There have been a number of “wake up calls” to politicians since the Great Financial Crisis set in. Yet, none of them have posed any kind of existential threat to the political status quo. This is different. There is a genuine desire for change. Faced with these challenges, politicians normally respond by opening up the cheque book.
For much of the last eight years, we have simply implored politicians to avoid actively hindering the prospects of economic growth and recovery if they couldn’t do anything to support it. With slightly more expansionary fiscal policy, the current cycle of disinflation and stagnant wage growth could be broken. Nothing will address the burden of debt over the medium term as well as a bout of high nominal GDP growth.
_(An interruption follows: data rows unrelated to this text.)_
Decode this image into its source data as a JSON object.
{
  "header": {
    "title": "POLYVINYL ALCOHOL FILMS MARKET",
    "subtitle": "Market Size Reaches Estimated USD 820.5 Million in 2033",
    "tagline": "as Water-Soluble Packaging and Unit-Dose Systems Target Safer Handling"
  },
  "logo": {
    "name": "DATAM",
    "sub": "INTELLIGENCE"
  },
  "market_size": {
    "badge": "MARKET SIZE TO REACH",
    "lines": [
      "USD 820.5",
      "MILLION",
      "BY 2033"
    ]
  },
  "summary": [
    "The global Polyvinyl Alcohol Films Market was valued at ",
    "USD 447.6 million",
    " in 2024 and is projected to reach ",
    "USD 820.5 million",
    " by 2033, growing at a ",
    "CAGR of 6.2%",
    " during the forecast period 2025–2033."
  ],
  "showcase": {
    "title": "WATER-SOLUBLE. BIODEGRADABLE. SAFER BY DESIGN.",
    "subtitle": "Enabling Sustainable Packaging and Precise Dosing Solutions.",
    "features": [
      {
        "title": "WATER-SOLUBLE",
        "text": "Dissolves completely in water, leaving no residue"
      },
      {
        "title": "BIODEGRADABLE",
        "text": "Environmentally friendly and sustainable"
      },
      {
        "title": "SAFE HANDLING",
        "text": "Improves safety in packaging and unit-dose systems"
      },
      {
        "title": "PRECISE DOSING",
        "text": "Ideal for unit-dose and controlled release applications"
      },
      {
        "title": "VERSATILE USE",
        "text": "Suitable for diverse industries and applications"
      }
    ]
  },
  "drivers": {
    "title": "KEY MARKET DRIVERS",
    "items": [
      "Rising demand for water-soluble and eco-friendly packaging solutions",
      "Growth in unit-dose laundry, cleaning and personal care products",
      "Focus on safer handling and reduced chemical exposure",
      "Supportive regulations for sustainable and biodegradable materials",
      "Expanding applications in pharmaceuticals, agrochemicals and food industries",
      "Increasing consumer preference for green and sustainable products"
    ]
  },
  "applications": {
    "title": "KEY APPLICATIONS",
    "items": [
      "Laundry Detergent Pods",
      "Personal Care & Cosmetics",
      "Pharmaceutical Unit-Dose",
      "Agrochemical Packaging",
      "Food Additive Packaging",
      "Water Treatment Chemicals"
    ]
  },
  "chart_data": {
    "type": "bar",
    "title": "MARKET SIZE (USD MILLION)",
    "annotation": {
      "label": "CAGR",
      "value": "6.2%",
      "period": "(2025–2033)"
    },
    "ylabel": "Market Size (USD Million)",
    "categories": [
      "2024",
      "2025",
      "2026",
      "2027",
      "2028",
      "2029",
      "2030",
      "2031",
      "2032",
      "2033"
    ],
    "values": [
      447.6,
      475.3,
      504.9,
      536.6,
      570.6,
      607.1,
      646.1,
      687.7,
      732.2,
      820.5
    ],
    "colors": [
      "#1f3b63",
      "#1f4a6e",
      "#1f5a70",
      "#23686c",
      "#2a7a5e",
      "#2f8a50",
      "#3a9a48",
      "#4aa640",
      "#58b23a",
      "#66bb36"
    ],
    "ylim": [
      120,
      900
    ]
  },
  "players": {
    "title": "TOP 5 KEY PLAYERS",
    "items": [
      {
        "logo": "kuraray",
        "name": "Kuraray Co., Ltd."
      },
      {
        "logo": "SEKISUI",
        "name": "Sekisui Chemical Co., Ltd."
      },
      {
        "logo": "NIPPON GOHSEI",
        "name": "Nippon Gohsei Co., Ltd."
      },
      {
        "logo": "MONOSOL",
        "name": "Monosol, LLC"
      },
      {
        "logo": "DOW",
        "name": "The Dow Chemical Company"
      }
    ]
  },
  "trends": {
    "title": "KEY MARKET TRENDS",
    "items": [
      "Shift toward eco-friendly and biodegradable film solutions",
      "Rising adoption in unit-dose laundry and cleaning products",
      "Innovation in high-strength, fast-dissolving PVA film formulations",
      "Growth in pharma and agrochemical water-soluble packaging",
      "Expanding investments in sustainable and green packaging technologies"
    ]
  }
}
Above all, we see the conditions that led the perverse situation of bond owners paying to lend money to borrowers as no longer as compelling. Low interest rates normally means low wage rates – and that does not get politicians re-elected. Many times over the last decade, commentators have tried to define a “new normal”. A return to “normal normal” works for us.
A short note on the market risks associated with a “hard Brexit”.
We believe that history shows that Britain is not a particularly racist, isolationist nor inward looking nation. Neither is it particularly susceptible to demagoguery or fanaticism. It’s legal system and governmental framework (whilst not perfect) are internationally recognised as creating an environment where others come to do business. The High Court ruling that parliament must approve the triggering of Article 50 is case in point to the safeguards that exist. The “will of the people” cannot be summed up by a single word answer to a single sentence question. In any democracy the will of the people can only be effected through parliament. That such a large majority of MPs do not wish to exit the single market suggests that the will of the people is not so easily deduced.
Change will come. But history suggests that the manner in which it is achieved, and the end result, will be a lot more considered than the current rhetoric implies.